In response, Democratic Progressive Party (DPP) Legislator Rosalia Wu (吳思瑤) said that she was not only shocked, but also furious, as she did not expect that a level A agency like PTS would make such an amateur mistake. More importantly, she said that if no one had exposed the incident, it would have remained covered up forever.
“Is PTS trying to pretend that everything is fine?” she asked.
Wu said that she had been at a complete loss for how to respond when she found out about this “cultural catastrophe” and she severely condemned the agency responsible for the mishap, which had been kept under wraps until she received an anonymous message.
Surprisingly, the Ministry of Culture’s latest report to the legislature, which Wu read in detail, failed to even mention the incident. Nor did the ministry, which oversees PTS, take the initiative to make the incident public. Naturally, a review report about the case did not exist.
Wu’s anger is fully understandable. As she said, if no one had exposed the case, the public might never have found out about it, and there would have been no proof that it had happened at all.
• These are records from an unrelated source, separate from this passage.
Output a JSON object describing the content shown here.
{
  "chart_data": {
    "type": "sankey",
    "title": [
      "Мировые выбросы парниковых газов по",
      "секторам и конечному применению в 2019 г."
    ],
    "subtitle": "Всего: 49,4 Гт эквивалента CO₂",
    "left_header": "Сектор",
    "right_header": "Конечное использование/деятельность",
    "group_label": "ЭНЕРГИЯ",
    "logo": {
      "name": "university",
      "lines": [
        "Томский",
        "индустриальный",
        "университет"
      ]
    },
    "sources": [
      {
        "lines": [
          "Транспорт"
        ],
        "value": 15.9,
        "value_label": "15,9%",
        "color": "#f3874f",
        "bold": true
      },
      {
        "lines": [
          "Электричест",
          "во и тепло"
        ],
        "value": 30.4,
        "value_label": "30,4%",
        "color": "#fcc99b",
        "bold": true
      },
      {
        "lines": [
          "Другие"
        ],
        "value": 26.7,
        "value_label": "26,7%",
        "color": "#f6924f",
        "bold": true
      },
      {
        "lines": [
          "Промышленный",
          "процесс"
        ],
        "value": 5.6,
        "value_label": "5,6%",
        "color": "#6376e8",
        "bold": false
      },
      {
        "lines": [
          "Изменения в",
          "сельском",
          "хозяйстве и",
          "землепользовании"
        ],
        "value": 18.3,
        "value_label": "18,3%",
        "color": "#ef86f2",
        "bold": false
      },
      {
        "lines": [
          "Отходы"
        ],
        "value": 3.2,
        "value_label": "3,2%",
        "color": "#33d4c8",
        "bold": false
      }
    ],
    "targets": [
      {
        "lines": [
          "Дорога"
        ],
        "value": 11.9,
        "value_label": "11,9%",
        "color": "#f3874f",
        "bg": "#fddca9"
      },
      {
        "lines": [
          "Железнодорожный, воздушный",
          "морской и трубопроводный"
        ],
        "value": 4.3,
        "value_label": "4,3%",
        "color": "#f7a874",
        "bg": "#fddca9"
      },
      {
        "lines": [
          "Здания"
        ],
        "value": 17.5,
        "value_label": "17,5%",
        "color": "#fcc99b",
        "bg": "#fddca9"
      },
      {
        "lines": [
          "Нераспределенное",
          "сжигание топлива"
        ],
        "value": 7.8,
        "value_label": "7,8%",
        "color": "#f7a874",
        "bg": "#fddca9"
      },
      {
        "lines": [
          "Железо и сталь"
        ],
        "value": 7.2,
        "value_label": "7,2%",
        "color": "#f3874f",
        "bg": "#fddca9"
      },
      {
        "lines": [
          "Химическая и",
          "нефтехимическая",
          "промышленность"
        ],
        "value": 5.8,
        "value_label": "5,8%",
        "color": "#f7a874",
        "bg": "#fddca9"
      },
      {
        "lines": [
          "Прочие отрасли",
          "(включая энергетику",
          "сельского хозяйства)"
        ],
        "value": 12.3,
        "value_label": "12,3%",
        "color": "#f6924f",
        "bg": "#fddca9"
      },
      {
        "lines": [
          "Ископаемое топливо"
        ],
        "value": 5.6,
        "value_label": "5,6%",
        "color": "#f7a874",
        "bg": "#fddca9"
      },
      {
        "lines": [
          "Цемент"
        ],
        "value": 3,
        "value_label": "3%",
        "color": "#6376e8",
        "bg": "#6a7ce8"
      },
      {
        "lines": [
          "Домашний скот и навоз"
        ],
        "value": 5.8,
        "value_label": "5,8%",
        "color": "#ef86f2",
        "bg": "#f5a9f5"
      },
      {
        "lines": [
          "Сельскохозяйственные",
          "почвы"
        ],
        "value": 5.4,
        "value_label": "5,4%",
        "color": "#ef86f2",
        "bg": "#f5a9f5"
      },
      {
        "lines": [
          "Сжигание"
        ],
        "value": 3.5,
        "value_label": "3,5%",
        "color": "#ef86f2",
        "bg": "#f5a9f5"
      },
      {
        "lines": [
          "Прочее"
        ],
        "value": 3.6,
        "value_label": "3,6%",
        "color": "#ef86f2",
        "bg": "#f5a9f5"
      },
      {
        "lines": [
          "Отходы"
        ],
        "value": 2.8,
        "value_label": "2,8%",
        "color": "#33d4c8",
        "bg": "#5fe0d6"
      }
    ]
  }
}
Even more infuriating, what gave PTS the nerve to think that it could cover up this major information security flaw by itself? Who made this outrageous decision?
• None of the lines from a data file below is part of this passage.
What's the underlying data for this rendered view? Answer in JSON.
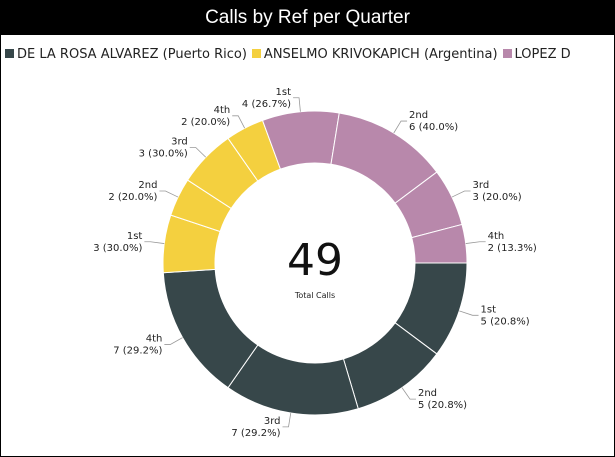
{
  "chart_data": {
    "type": "donut",
    "title": "Calls by Ref per Quarter",
    "categories": [
      "1st",
      "2nd",
      "3rd",
      "4th"
    ],
    "series": [
      {
        "name": "DE LA ROSA ALVAREZ (Puerto Rico)",
        "color": "#37474a",
        "values": [
          5,
          5,
          7,
          7
        ],
        "value_labels": [
          "5 (20.8%)",
          "5 (20.8%)",
          "7 (29.2%)",
          "7 (29.2%)"
        ]
      },
      {
        "name": "ANSELMO KRIVOKAPICH (Argentina)",
        "color": "#f4d03f",
        "values": [
          3,
          2,
          3,
          2
        ],
        "value_labels": [
          "3 (30.0%)",
          "2 (20.0%)",
          "3 (30.0%)",
          "2 (20.0%)"
        ]
      },
      {
        "name": "LOPEZ D",
        "color": "#b888ab",
        "values": [
          4,
          6,
          3,
          2
        ],
        "value_labels": [
          "4 (26.7%)",
          "6 (40.0%)",
          "3 (20.0%)",
          "2 (13.3%)"
        ]
      }
    ],
    "center_value": 49,
    "center_label": "Total Calls"
  }
}
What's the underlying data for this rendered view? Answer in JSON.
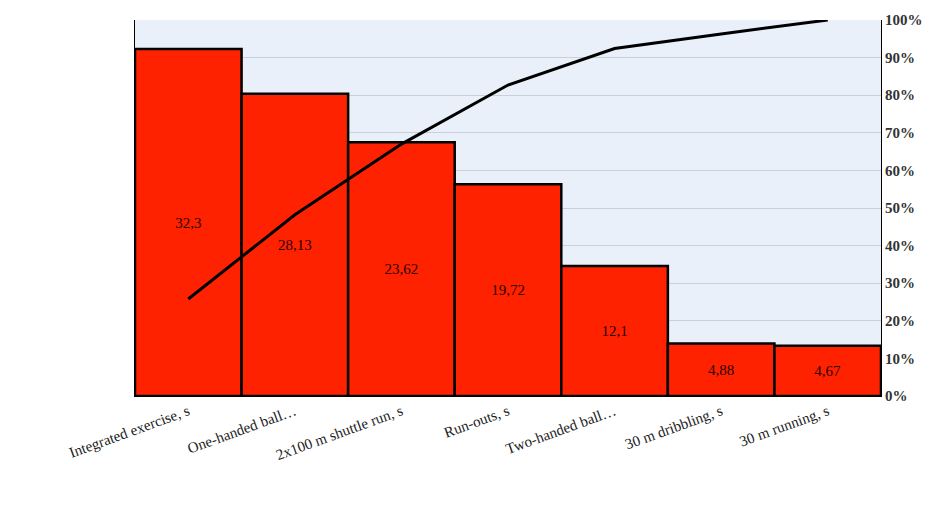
{
  "chart_data": {
    "type": "bar",
    "categories": [
      "Integrated exercise, s",
      "One-handed ball…",
      "2x100 m shuttle run, s",
      "Run-outs, s",
      "Two-handed ball…",
      "30 m dribbling, s",
      "30 m running, s"
    ],
    "series": [
      {
        "type": "bar",
        "color": "#ff2200",
        "values": [
          32.3,
          28.13,
          23.62,
          19.72,
          12.1,
          4.88,
          4.67
        ],
        "value_labels": [
          "32,3",
          "28,13",
          "23,62",
          "19,72",
          "12,1",
          "4,88",
          "4,67"
        ],
        "data_labels": true
      },
      {
        "type": "line",
        "axis": "y2",
        "color": "#000000",
        "values": [
          25.8,
          48.2,
          67.0,
          82.7,
          92.4,
          96.3,
          100
        ]
      }
    ],
    "ylim": [
      0,
      35
    ],
    "yticks": [],
    "y2lim": [
      0,
      100
    ],
    "y2ticks": [
      {
        "value": 0,
        "label": "0%"
      },
      {
        "value": 10,
        "label": "10%"
      },
      {
        "value": 20,
        "label": "20%"
      },
      {
        "value": 30,
        "label": "30%"
      },
      {
        "value": 40,
        "label": "40%"
      },
      {
        "value": 50,
        "label": "50%"
      },
      {
        "value": 60,
        "label": "60%"
      },
      {
        "value": 70,
        "label": "70%"
      },
      {
        "value": 80,
        "label": "80%"
      },
      {
        "value": 90,
        "label": "90%"
      },
      {
        "value": 100,
        "label": "100%"
      }
    ],
    "grid": true
  }
}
Similarly, another major information security flaw occurred when the Ministry of Education accidentally erased tens of thousands of “e-learning profiles” of high-school students in September last year. PTS failed to learn its lesson from that mistake.
According to the “cybersecurity responsibility levels” of the Cyber Security Management Act (資通安全管理法), the PTS Foundation is a level A agency, the highest level there is. Unfortunately, after making the lowest-level mistake, PTS adopted a negative attitude by trying to quietly “turn big problems into small ones, and small problems into no problems,” as the old Chinese saying goes.
It is necessary for the agency to explain and clarify the matter.
Hu Wen-chi is a former vice chairman of the Chinese Nationalist Party’s (KMT) Culture and Communications Committee.